The Spanish sports daily Marca, Spain’s biggest selling newspaper of any description, invited the 21-year-old from Aviles in the northern province of Asturias into its offices within a few days of his return to Spain. Helping hands laid 22 copies of its paper end-to-end – the same distance as Lamela’s giant leap – and the reaction of the newspaper’s journalists and photographers was similar to that of Queen Elizabeth.

However it is not only the media men who found it hard to credit Lamela’s achievement. The athlete himself is still coming to terms with it.

"I never thought that I could ever jump such a distance," Lamela said. "I’m dreaming, I’m dreaming. All I hoped for was a Spanish record, I never imagined I’d go beyond 8.30."
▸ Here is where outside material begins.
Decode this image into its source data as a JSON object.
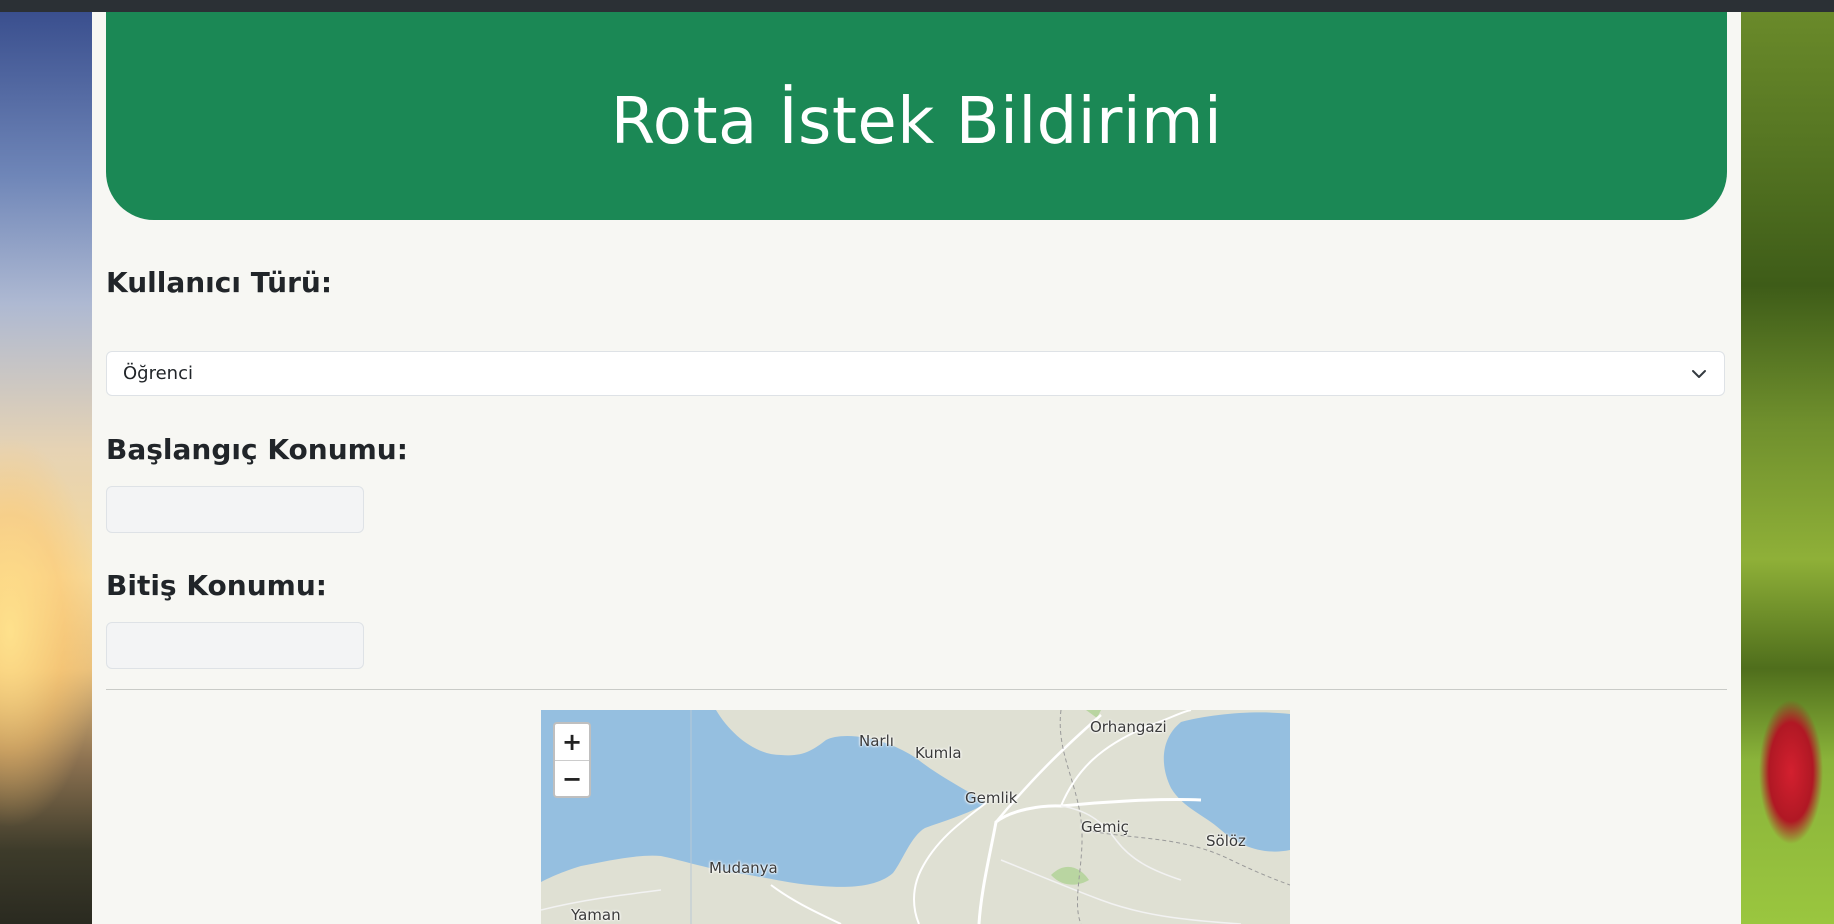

Having started the competition with a personal best of 8.22m, set in the Madrid indoor invitational meeting in February, in the third round he improved his own national indoor record to 8.29m. One round later he flew out to 8.42m and then in the sixth and final round he topped it all with 8.56m, an improvement of seven centimetres on the 12-year-old former European record of Armenia’s Robert Emmiyan.

A gold medal looked to be on its way to Spain until Cuba’s Ivan Pedroso dug deep and found 8.62m with his last-gasp effort, the final word after an enthralling chapter in long jumping history.

"I thought that the gold medal was in the bag," said Lamela. "But Pedroso is a great competitor so I shouldn’t have been too surprised that he could find a big jump and beat me."

Pedroso also had plaudits for his rival, acknowledging that Lamela was now a force to be reckoned with on the long jump runway.

"He came up to me afterwards and said ‘the next time we compete together I am definitely going to have to watch out for you'." Lamela joked.

There are plans afoot to bring the pair together again in a special long jump competition during halftime of the Spain-Croatia soccer match, which will inaugurate the new Seville Olympic stadium on May 5. However if that does not work out, being too early in the summer for many competitors, then the duo will certainly do battle again at the same venue when it hosts the World Championships in August.

Lamela hopes that with the home crowd behind him he can get his revenge over Pedroso. "Pedroso is a great jumper but he's not unbeatable. I am certainly not ruling out the possibility of winning in Seville."

Having jumped 5.91m as a 13-year-old in 1991 Lamela has improved every year since. He exceeded six metres the following year, went over seven metres for the first time as a 16-year-old in 1994 and last year made his first jump over eight metres. Is nine metres now imminent – or at least an improvement on Mike Powell’s eight-year-old world record of 8.95m set during the titanic duel with Carl Lewis at the 1991 World Championships in Tokyo?

"Why not," said Lamela. "It’s a distant dream but I know I can improve in all aspects of technique." He is already ahead of what both Powell and Pedroso achieved at the same age, although Lewis was a little more precocious. And it is Lewis rather than Powell or Pedroso to whom Lamela looks for inspiration. "I always wanted to be like Lewis," said Lamela, who has a poster of the multiple Olympic and world champion on his bedroom wall.

His coach Juan Jose Azpeitia believes though that it may take a year or two more for Lamela to add a world record to his European one, or to get on equal terms with his idol.

"I think the medals (in Seville) will be won between 8.50m and 8.60m," his coach added.

Lamela’s talents do not exist solely at the long jump though. He is currently combining top-flight athletics with his studies at University in Gijon, where he is taking a computer science degree. He is also looking to soon show the world his ability as a triple jumper, his first sporting love, as well as showing considerable ability as a junior soccer player. Last year Lamela set a Spanish under-23 record of 16.72m and he ranks fifth on the Spanish all-time list.

"I continue to think about the triple jump, and I know I can produce some big marks. For the moment, all I am going to do is think about the event, but perhaps after two or three years I will return to it."

Perhaps before long it will not only be Ivan Pedroso but his compatriot Yoelbi Quesada, along with Jonathan Edwards and Kenny Harrison, who will have to look out for Lamela.